The Other Immigrants

Everyone has heard of Ellis Island and the Irish, German, French, British, Scandinavian and other European immigrants, but we don’t hear much about the other immigrants: Angel Island and the Asians.  As you’re studying modern Chinese or American history, take some time to find out more about the massive immigration from Asia to California and other west coast locations.

This image show Chinese immigrants on board a steamship in the port at San Francisco.  Public domain.

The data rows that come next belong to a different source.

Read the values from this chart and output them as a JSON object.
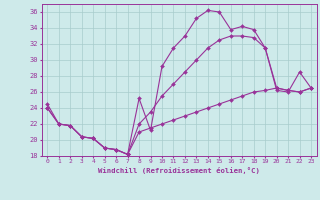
{
  "xlabel": "Windchill (Refroidissement éolien,°C)",
  "background_color": "#ceeaea",
  "grid_color": "#a8cccc",
  "line_color": "#993399",
  "xlim": [
    -0.5,
    23.5
  ],
  "ylim": [
    18,
    37
  ],
  "xticks": [
    0,
    1,
    2,
    3,
    4,
    5,
    6,
    7,
    8,
    9,
    10,
    11,
    12,
    13,
    14,
    15,
    16,
    17,
    18,
    19,
    20,
    21,
    22,
    23
  ],
  "yticks": [
    18,
    20,
    22,
    24,
    26,
    28,
    30,
    32,
    34,
    36
  ],
  "line1_x": [
    0,
    1,
    2,
    3,
    4,
    5,
    6,
    7,
    8,
    9,
    10,
    11,
    12,
    13,
    14,
    15,
    16,
    17,
    18,
    19,
    20,
    21,
    22,
    23
  ],
  "line1_y": [
    24.5,
    22.0,
    21.8,
    20.4,
    20.2,
    19.0,
    18.8,
    18.2,
    25.2,
    21.2,
    29.2,
    31.5,
    33.0,
    35.2,
    36.2,
    36.0,
    33.8,
    34.2,
    33.8,
    31.5,
    26.2,
    26.0,
    28.5,
    26.5
  ],
  "line2_x": [
    0,
    1,
    2,
    3,
    4,
    5,
    6,
    7,
    8,
    9,
    10,
    11,
    12,
    13,
    14,
    15,
    16,
    17,
    18,
    19,
    20,
    21,
    22,
    23
  ],
  "line2_y": [
    24.0,
    22.0,
    21.8,
    20.4,
    20.2,
    19.0,
    18.8,
    18.2,
    22.0,
    23.5,
    25.5,
    27.0,
    28.5,
    30.0,
    31.5,
    32.5,
    33.0,
    33.0,
    32.8,
    31.5,
    26.5,
    26.2,
    26.0,
    26.5
  ],
  "line3_x": [
    0,
    1,
    2,
    3,
    4,
    5,
    6,
    7,
    8,
    9,
    10,
    11,
    12,
    13,
    14,
    15,
    16,
    17,
    18,
    19,
    20,
    21,
    22,
    23
  ],
  "line3_y": [
    24.0,
    22.0,
    21.8,
    20.4,
    20.2,
    19.0,
    18.8,
    18.2,
    21.0,
    21.5,
    22.0,
    22.5,
    23.0,
    23.5,
    24.0,
    24.5,
    25.0,
    25.5,
    26.0,
    26.2,
    26.5,
    26.2,
    26.0,
    26.5
  ]
}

Chinese experience was very different from the experience of European immigrants.  Neither group had it easy, any more than the original immigrants to America, the Pilgrims or the Jamestown settlers, had it easy, but the Chinese in particular had a more difficult time gaining entry and finding success once they got to America.

Timeline Exploration

Here’s a very brief timeline:

  • 1850’s Gold rush and a huge influx of Chinese immigrants
  • 1860’s Transcontinental railroad meant many jobs for Asian immigrants
  • 1870’s Tough economic times and Chinese driven from jobs and towns throughout the west
  • 1882: Congress passes the Chinese Exclusion Act, barring new Chinese immigrants, because of job shortages in America (but only Chinese were excluded)
  • 1906: San Fransisco earthquake and fire destroys records of Chinese immigrants, prompting the Chinese to pretend other Chinese were family members, thereby gaining them entry to the US
  • 1906-1943: Chinese were held for weeks or even years at Angel Island until officials were satisfied that they really had business in America.  Even then they were denied citizenship
  • 1943: Chinese Exclusion Act repealed and Chinese allowed citizenship

Library List

Read Landed by Milly Lee for a true life story of a young Chinese boy seeking to come to America with his father.

Young Chinese would come to America as “paper sons”, which meant they were the sons of their patrons only on paper.  They had to study hard to learn all the details of their “adopted families” lives and homes so they could answer questions put to them by American officials upon reaching Angel Island.  Make a study book of your family details.  Include the number of windows in your house, the number of rooms, which direction your bedroom window faces.  How far it is to the neighbor’s house and who the neighbors are.  What school do you go to and how far away is it?  Who is your teacher and what grades did you get last year?  Write down all your family members including cousins, aunts, uncles, and grandparents for three generations.  How much of that do you have memorized off the top of your head?  Now what if you had to memorize your best friend’s information instead of your own?  How hard would that be?

Coming to America Exploration

Find out what jobs Chinese immigrants might find once they got to America. Why do you think they wanted to leave their homeland in the first place if America was so difficult?

Chinese gold miners in California.
Chinese gold miners in California. Public domain.

Find Angel Island on a map of California.  What information can you find out about it online?

Angel Island Immigration Station. Image in the public domain.

The U.S. Constitution requires the congress to establish a “uniform rule of naturalization”.  What do you think that means?  Has the congress always followed the Constitution?  Why do think this is so?

Additional Layers

  • America is currently having big problems with immigration.  After you have discussed what underlying principles should guide our government in immigration policies, discuss the current situation with your kids and what you think should be done now.
  • Almost every American has ancestors that immigrated from somewhere else.  Do you know when your ancestors stepped off the boat or crossed the border and where they were from?  See if you can find out.
  • During the years between 1850 and 1920, what was going on in China that made so many immigrants want to come to America?
  • What other immigration points besides Angel Island and Ellis Island existed in the 1800’s and 1900’s?  Put them on a map of the U.S. If you live near enough to an entry point take a tour.